ÜÇ YILDIZ ŞEKERLEME
ÜÇ YILDIZ ŞEKERLEME (Lohuk nedir, bilirmisiniz?)
1926 yılında Ahmet Fikri Dörtler’in başını
çektiği biri akraba üç yakın arkadaşın ‘’Üç Yıldız’’ adını verdikleri şekerci
dükkanı, kendi ürettikleri geleneksel tatları o yıllardan günümüze taşıyor. Babadan
oğula ve toruna geçen işletme, kurulduğu
günden bu yana Beyoğlu Balık Pazarının vazgeçilmezleri arasında... Ahmet Bey’in
oğlu Galatasaray Lisesini yatılı okuyan Feridun Dörtler’in tatlı anlatımıyla,
diğer ortakların çalışan olarak devam ettiklerini ama Üç Yıldız isminin kaldığını öğreniyoruz.

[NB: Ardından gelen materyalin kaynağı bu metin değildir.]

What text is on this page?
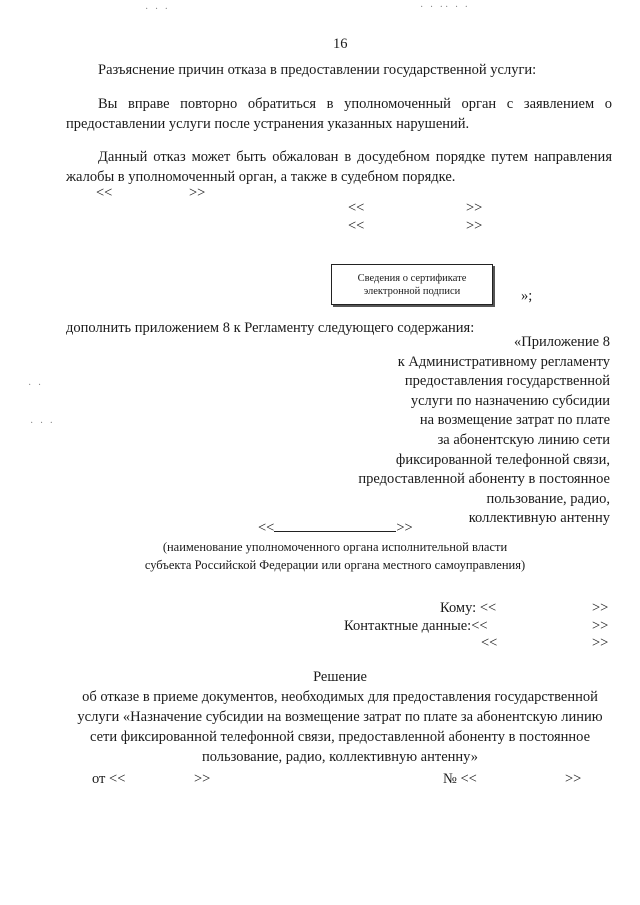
· · ·	· · ·· · ·
· ·
· · ·
16
Разъяснение причин отказа в предоставлении государственной услуги:
Вы вправе повторно обратиться в уполномоченный орган с заявлением о предоставлении услуги после устранения указанных нарушений.
Данный отказ может быть обжалован в досудебном порядке путем направления жалобы в уполномоченный орган, а также в судебном порядке.
<<	>>
<<	>>
<<	>>
Сведения о сертификате
электронной подписи	»;
дополнить приложением 8 к Регламенту следующего содержания:
«Приложение 8
к Административному регламенту
предоставления государственной
услуги по назначению субсидии
на возмещение затрат по плате
за абонентскую линию сети
фиксированной телефонной связи,
предоставленной абоненту в постоянное
пользование, радио,
коллективную антенну
<<	>>
(наименование уполномоченного органа исполнительной власти
субъекта Российской Федерации или органа местного самоуправления)
Кому: <<	>>
Контактные данные:<<	>>
<<	>>
Решение
об отказе в приеме документов, необходимых для предоставления государственной услуги «Назначение субсидии на возмещение затрат по плате за абонентскую линию сети фиксированной телефонной связи, предоставленной абоненту в постоянное пользование, радио, коллективную антенну»
от <<	>>	№ <<	>>
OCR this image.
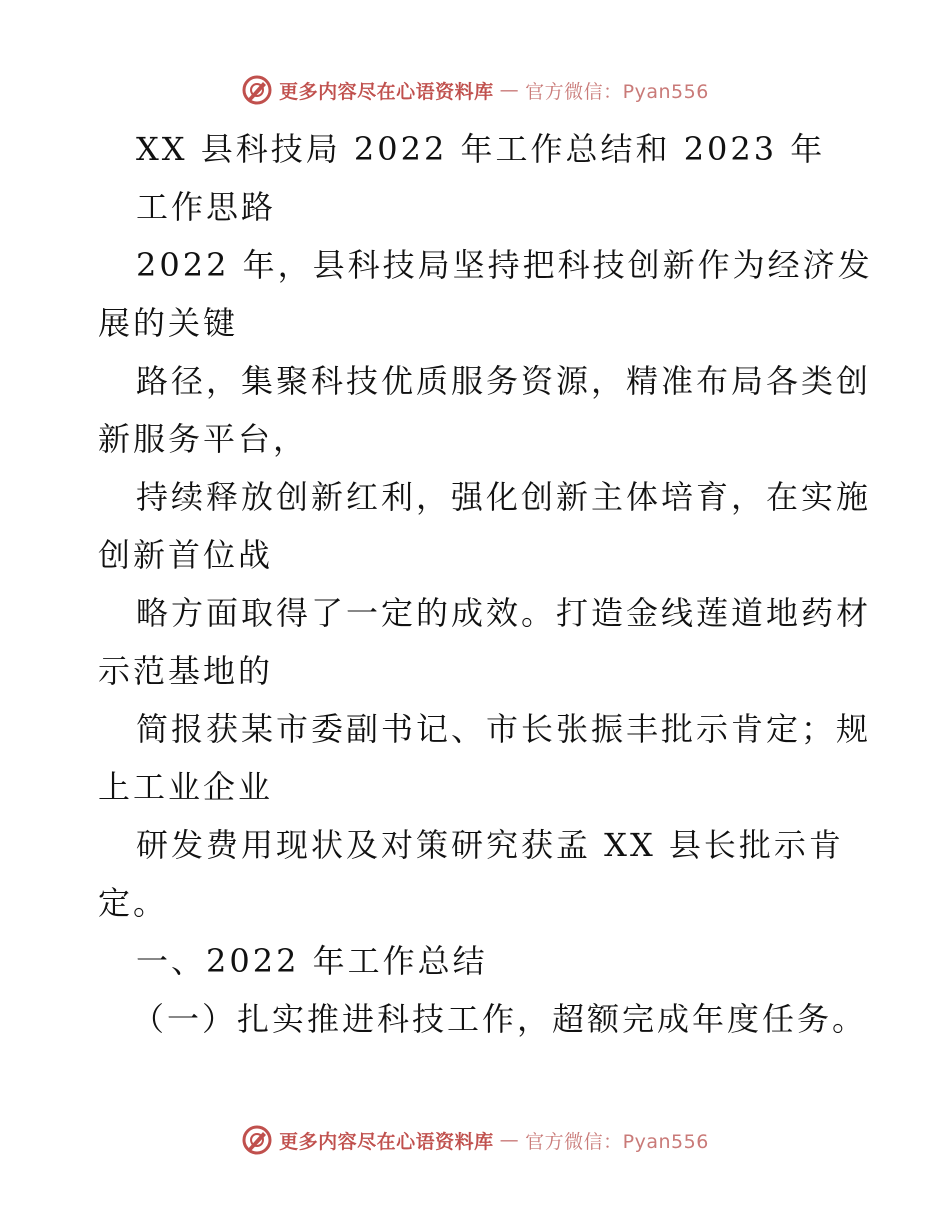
更多内容尽在心语资料库 — 官方微信：Pyan556
XX 县科技局 2022 年工作总结和 2023 年
工作思路
2022 年，县科技局坚持把科技创新作为经济发
展的关键
路径，集聚科技优质服务资源，精准布局各类创
新服务平台，
持续释放创新红利，强化创新主体培育，在实施
创新首位战
略方面取得了一定的成效。打造金线莲道地药材
示范基地的
简报获某市委副书记、市长张振丰批示肯定；规
上工业企业
研发费用现状及对策研究获孟 XX 县长批示肯
定。
一、2022 年工作总结
（一）扎实推进科技工作，超额完成年度任务。
更多内容尽在心语资料库 — 官方微信：Pyan556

Yine Feridun Beyin hoş sohbetiyle öğrendiğimiz
unutulmaya yüz tutan ‘’Rum Çevirme Tatlısı’’nın hikayesini anlatmadan
geçemeyeceğim.
Un, su, şeker ana maddelerinin yanına
istenirse kaymak, bergamut veya vanilya da konup çevire çevire, döndürülerek yapıldığı
için bu adı alan tatlıyı, geçmişte İstanbul Rumları kahvenin yanına verilen soğuk
suyun içine bir tatlı kaşığı koyarlarmış. Eskiden boğaz ve adalardaki kafelerde bu
su içinde sunulan çevirme tatlısına ‘’denizaltı’’ derlermiş. Bir diğer adı olan ‘’lohuk’’(macun kıvamı) ise, argo dilde kızılan, sözünden dönen kişiler için kullanılan ‘’lavuk’’ a
dönüşmüş.
Ünlü Şair Can Yücel’in şiirine kadar giren
lohuk, bakın dizelerinde nasıl hayat bulmuş. Hapisten çıkan şair, Kınalıada’ya
gider ve manzaraya karşı içinde lohuk olan soğuk suyu içip dostu
Samaripa’ya şiirli
bir mektup yazar.
Sevgili dostum öyle göreceğim geldi ki seni
Burnumda tütüyorsun...
Ha, onu soracaktım
Sen hiç lohuk yedin mi?
Ben ki tatlı sevmem
Nefis bir şey!
Efendiiimm, atalarımız boşuna dememişler
‘’tatlı yiyelim tatlı konuşalım’’ diye, biz de eski tatların unutulmamasını ve
ağız tadımızın hiç bozulmamasını dileyelim...!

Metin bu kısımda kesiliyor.